Double Taxation Agreements (DTAs)

Kyrgyzstan has signed several double taxation agreements (DTAs) with countries such as Russia, Kazakhstan, and Germany. These agreements help reduce withholding taxes on cross-border payments and prevent the double taxation of income earned in Kyrgyzstan and other jurisdictions.

Local Taxes

Local governments in Kyrgyzstan may impose minor taxes and fees, such as property taxes and business license fees. However, the major taxes, including CIT, PIT, and VAT, are administered centrally by the State Tax Service.

Compliance and Reporting

Annual Filing:
Corporate tax returns must be filed by March 31st of the following year. Personal income tax returns are generally due by March 31st. VAT returns are filed monthly or quarterly, depending on the business’s turnover.
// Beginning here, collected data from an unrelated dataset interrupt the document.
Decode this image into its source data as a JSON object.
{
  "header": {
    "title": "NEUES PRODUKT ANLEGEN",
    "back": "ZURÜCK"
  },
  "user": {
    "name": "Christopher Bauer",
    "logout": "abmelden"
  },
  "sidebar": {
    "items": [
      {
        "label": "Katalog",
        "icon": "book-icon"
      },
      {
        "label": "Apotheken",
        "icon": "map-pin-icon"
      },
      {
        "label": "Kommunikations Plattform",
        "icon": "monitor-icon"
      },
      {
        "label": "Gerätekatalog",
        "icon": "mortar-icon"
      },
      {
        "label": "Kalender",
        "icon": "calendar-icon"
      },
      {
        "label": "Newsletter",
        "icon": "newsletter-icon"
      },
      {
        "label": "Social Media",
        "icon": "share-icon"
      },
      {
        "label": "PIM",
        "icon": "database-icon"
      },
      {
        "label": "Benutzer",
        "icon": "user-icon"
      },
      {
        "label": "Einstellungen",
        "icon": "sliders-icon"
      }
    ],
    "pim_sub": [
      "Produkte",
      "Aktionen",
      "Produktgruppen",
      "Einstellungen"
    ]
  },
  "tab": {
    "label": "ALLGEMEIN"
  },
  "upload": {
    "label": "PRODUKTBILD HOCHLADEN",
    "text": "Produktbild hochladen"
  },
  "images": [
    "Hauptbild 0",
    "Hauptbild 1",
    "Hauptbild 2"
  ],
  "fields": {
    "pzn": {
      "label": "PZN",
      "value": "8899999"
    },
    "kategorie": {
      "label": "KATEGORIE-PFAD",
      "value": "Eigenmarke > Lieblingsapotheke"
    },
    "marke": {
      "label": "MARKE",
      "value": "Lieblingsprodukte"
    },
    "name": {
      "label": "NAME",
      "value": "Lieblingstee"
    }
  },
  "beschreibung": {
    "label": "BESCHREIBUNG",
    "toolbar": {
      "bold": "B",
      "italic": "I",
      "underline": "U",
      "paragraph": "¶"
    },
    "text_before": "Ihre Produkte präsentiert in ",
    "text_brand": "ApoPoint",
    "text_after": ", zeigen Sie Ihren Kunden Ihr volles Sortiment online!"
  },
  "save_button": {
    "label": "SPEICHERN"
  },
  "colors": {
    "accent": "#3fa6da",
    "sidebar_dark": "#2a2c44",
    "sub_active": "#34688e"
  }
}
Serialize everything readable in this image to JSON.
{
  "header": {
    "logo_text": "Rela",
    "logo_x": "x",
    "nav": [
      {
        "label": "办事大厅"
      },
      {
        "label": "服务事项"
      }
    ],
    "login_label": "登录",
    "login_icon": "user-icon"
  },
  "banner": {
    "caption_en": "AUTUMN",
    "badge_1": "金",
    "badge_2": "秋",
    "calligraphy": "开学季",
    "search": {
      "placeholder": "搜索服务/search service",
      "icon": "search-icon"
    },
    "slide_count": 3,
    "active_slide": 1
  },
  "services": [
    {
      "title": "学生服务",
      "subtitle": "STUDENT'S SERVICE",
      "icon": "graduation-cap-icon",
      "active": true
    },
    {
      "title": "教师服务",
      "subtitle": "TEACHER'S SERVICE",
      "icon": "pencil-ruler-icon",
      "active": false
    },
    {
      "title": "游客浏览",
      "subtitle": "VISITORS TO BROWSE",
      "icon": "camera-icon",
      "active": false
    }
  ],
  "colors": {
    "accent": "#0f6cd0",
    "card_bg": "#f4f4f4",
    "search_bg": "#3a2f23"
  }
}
Penalties for Late Filing:
Penalties for non-compliance or late filing include fines and interest on unpaid taxes. Interest is charged at a rate of 0.1% per day on overdue tax payments, along with additional fines for underreporting or misreporting income.

Recent Developments

Tax Incentives for Renewable Energy:
Kyrgyzstan has introduced tax incentives for companies investing in renewable energy projects, such as hydropower and solar energy. These incentives include tax holidays, customs duty exemptions, and VAT deferrals for the import of equipment and machinery.

Expansion of Free Economic Zones (FEZs):
To attract more foreign investment, Kyrgyzstan continues to expand its network of Free Economic Zones (FEZs). These zones offer tax holidays, VAT exemptions, and customs duty reductions to encourage businesses to establish operations and promote exports.

Digital Economy Taxation:
In response to the growing digital economy, Kyrgyzstan has started to implement measures to regulate e-commerce and online services. The government is exploring new tax policies for digital transactions and international digital service providers.